The Global Hawk is still under-performing, and formal testing of the extensive improvements that have been ordered, won’t take place until Fiscal Year 2018. This information comes from the 2015 annual report by the Pentagon’s Director of Operational Test and Evaluation (DOT&E), Michael Gilmore. He notes that the multi-year upgrade and modernization program for the RQ-4B Block 30 that was approved in February 2015, is costing $3.5 billion.

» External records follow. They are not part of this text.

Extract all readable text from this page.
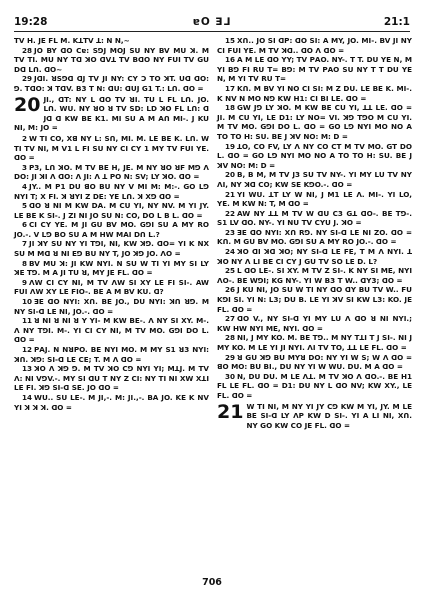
19:28	ɐO ꓱ⅃	21:1
TV H. JE FL M. KꓕTV ꓕ: N N,~
28 JO BY ꓷO Cɐ: SꓨJ MOJ SU NY BV MU ꓘ. M TV TI. MU NY Tꓷ ꓘO ꓷVꓕ TV BꓷO NY FUI TV GU Dꓷ Lꓵ. ꓷO~
29 JꓷI. ꓤSꓨꓷ ꓷJ TV JI NY: CY ꓛ TO ꓘT. Uꓷ ꓷO: ꓨ. TꓷO: ꓘ TꓷV. B3 T N: ꓷU: ꓷUJ G1 T.: Lꓵ. ꓷO =
20 JI., ꓷT: NY L ꓷO TV ꓤI. TU L FL Lꓵ. JO. Lꓵ. WU. NY ꓤO ꓤ TV Sꓓ: Lꓓ ꓘO FL Lꓵ: ꓷ Jꓷ ꓷ KW BE K1. MI SU A M Aꓵ MI-. J KU NI, M: JO =
2 W TI CO, Xꓭ NY L: Sꓵ, MI. M. LE BE K. Lꓵ. W TI TV NI, M V1 L FI SU NY CI CY 1 MY TV FUI YE. ꓷO =
3 P3, Lꓵ ꓘO. M TV BE H, JE. M NY ꓤO ꓤF Mꓨ ꓥ DO: JI ꓘI ꓥ ꓷO: ꓥ JI: ꓥ ꓕ PO N: SV; LY ꓘO. ꓷO =
4 JY.. M P1 DU ꓭO BU NY V MI M: M:-. GO Lꓨ NYI T; X FI. ꓘ ꓤYI Z DE: YE Lꓵ. ꓘ Xꓨ ꓷO =
5 ꓷO ꓤ NI M KW Dꓮ. M CU YI, NY NV. M YI JY. LE BE K SI-. J ZI NI JO SU N: CO, DO L B L. ꓷO =
6 CI CY YE. M JI GU BV MO. GꓨI SU A MY RO JO.-. V Lꓨ BO SU A M HW MꓮI Dꓵ L.?
7 JI ꓘY SU NY YI TꓨI, NI, KW ꓘꓨ. ꓷO= YI K NX SU M Mꓷ ꓤ NI Eꓨ BU NY T, JO ꓘꓨ JO. ꓥO =
8 BV MU ꓘ: JI KW NYI. N SU W TI YI MY SI LY ꓘE Tꓨ. M A JI TU ꓤ, MY JE FL. ꓷO =
9 ꓥW CI CY NI, M TV ꓥW SI XY LE FI SI-. AW FUI ꓥW XY LE FIO-. BE A M BV KU. ꓷ?
10 ꓱE ꓷO NYI: Xꓵ. BE JO., DU NYI: ꓘꓵ ꓤꓨ. M NY SI-ꓷ LE NI, JO.-. ꓷO =
11 ꓤ NI ꓤ NI ꓤ Y YI- M KW BE-. ꓥ NY SI XY. M-. ꓥ NY TꓨI. M-. YI CI CY NI, M TV MO. GꓨI DO L. ꓷO =
12 PꓮJ. N NꓤPO. BE NYI MO. M MY S1 ꓤ3 NYI: ꓘꓵ. ꓘꓨ: SI-ꓷ LE CE; T. M ꓥ ꓷO =
13 ꓘO ꓥ ꓘꓨ ꓨ. M TV ꓘO Cꓨ NYI YI; MꓕJ. M TV ꓥ: NI VꓨV.-. MY SI ꓷU T NY Z CI: NY TI NI XW XꓕI LE FI. ꓘꓨ SI-ꓷ SE. JO ꓷO =
14 WU.. SU LE-. M JI,-. M: JI.,-. Bꓮ JO. KE K NV YI ꓘ ꓘ ꓘ. ꓷO =
15 Xꓵ.. JO SI ꓷP: ꓷO SI: A MY, JO. MI-. BV JI NY CI FUI YE. M TV ꓘꓷ.. ꓷO ꓥ ꓷO =
16 A M LE ꓷO YY; TV PꓮO. NY-. T T. DU YE N, M YI Bꓨ FI RU T= Bꓨ: M TV PꓮO SU NY T T DU YE N, M YI TV RU T=
17 Kꓵ. M BV YI NO CI SI: M Z DU. LE BE K. MI-. K NV N MO Nꓨ KW H1: CI BI LE. ꓷO =
18 GW Jꓨ LY ꓘO. M KW BE CU YI, ꓕꓕ LE. ꓷO = JI. M CU YI, LE D1: LY NO= VI. ꓘꓨ TꓨO M CU YI. M TV MO. GꓨI DO L. ꓷO = GO Lꓨ NYI MO NO A TO TO H: SU. BE J ꓘV NO: M: D =
19 ꓕO, CO FV, LY ꓥ NY CO CT M TV MO. GT DO L. ꓷO = GO Lꓨ NYI MO NO A TO TO H: SU. BE J ꓘV NO: M: D =
20 B, B M, M TV J3 SU TV NY-. YI MY LU TV NY ꓥI, NY ꓘꓷ CO; KW SE KꓨO.-. ꓷO =
21 YI WU. ꓕT LY W NI, J M1 LE ꓥ. MI-. YI LO, YE. M KW N: T, M ꓷO =
22 AW NY ꓕꓕ M TV W ꓷU C3 Gꓕ ꓷO-. BE Tꓨ-. S1 LV ꓷO. NY-. YI NU TV CYU J. ꓘO =
23 ꓱE ꓷO NYI: Xꓵ Rꓨ. NY SI-ꓷ LE NI ZO. ꓷO = Kꓵ. M GU BV MO. GꓨI SU A MY RO JO.-. ꓷO =
24 ꓘO ꓷI ꓘꓷ ꓘO; NY SI-ꓷ LE FE, T M ꓥ NYI. ꓕ ꓘO NY ꓥ LI BE CI CY J GU TV SO LE D. L?
25 L ꓷO LE-. SI XY. M TV Z SI-. K NY SI ME, NYI ꓥO-. BE WꓨI; KG NY-. YI W B3 T W.. ꓷY3; ꓷO =
26 J KU NI, JO SU W TI NY ꓷO ꓷY BU TV W.. FU KꓨI SI. YI N: L3; DU B. LE YI ꓘV SI KW L3: KO. JE FL. ꓷO =
27 ꓷO V., NY SI-ꓷ YI MY LU ꓥ ꓷO ꓤ NI NYI.; KW HW NYI ME, NYI. ꓷO =
28 NI, J MY KO. M. BE Tꓨ.. M NY TꓕI T J SI-. NI J MY KO. M LE YI JI NYI. ꓥI TV TO, ꓕꓕ LE FL. ꓷO =
29 ꓤ GU ꓘꓨ BU MYꓤ DO: NY YI W S; W ꓥ ꓷO = ꓭO MO: BU BI., DU NY YI W WU. DU. M A ꓷO =
30 N, DU DU. M LE ꓥꓕ. M TV ꓘO ꓥ ꓷO.-. BE H1 FL LE FL. ꓷO = D1: DU NY L ꓷO NV; KW XY., LE FL. ꓷO =
21 W TI NI, M NY YI JY Cꓨ KW M YI, JY. M LE BE SI-ꓷ LY ꓥP KW D SI-. YI A LI NI, Xꓵ. NY GO KW CO JE FL. ꓷO =
706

“Currently-fielded Block 30 systems continue to operate with many of the same operational performance, interoperability, and SIGINT mission deficiencies identified during IOT&E,” according to the report. That Initial Operational Test and Evaluation was conducted back in 2011 and identified numerous deficiencies in the high-altitude UAV, which is supposed to replace the U-2 at the end of this decade. Since then, the Air Force “has corrected most RQ-4B air vehicle reliability and availability problems” the report concedes.

But the service must now develop a formal Follow-On Test and Evaluation (FOT&E) program for the planned upgrades, the report says. Those upgrades include the system architecture; communications; cybersecurity; interoperability; weather radar; integration of the MS-177 imaging sensor; and ground station. In particular, the FOT&E should include “a complete re-evaluation” of the Block 30’s performance as a platform for the Airborne Signals Intelligence Payload (ASIP).

The DOT&E report also discusses the Block 40 version of the Global Hawk, which carries the advanced surveillance radar sensor that is still clumsily known as the Multi-Platform Radar Technology Insertion Program (MP-RTIP). Two each of these have been deployed to CENTCOM and PACOM, despite some stability and image quality problems with the sensor, and a delay in delivering required changes to the processing/interpretation software to the DCGS. With these problems at least partially solved, a 10-sortie IOT&E on the Block 40 was conducted last September-October. The report is due shortly.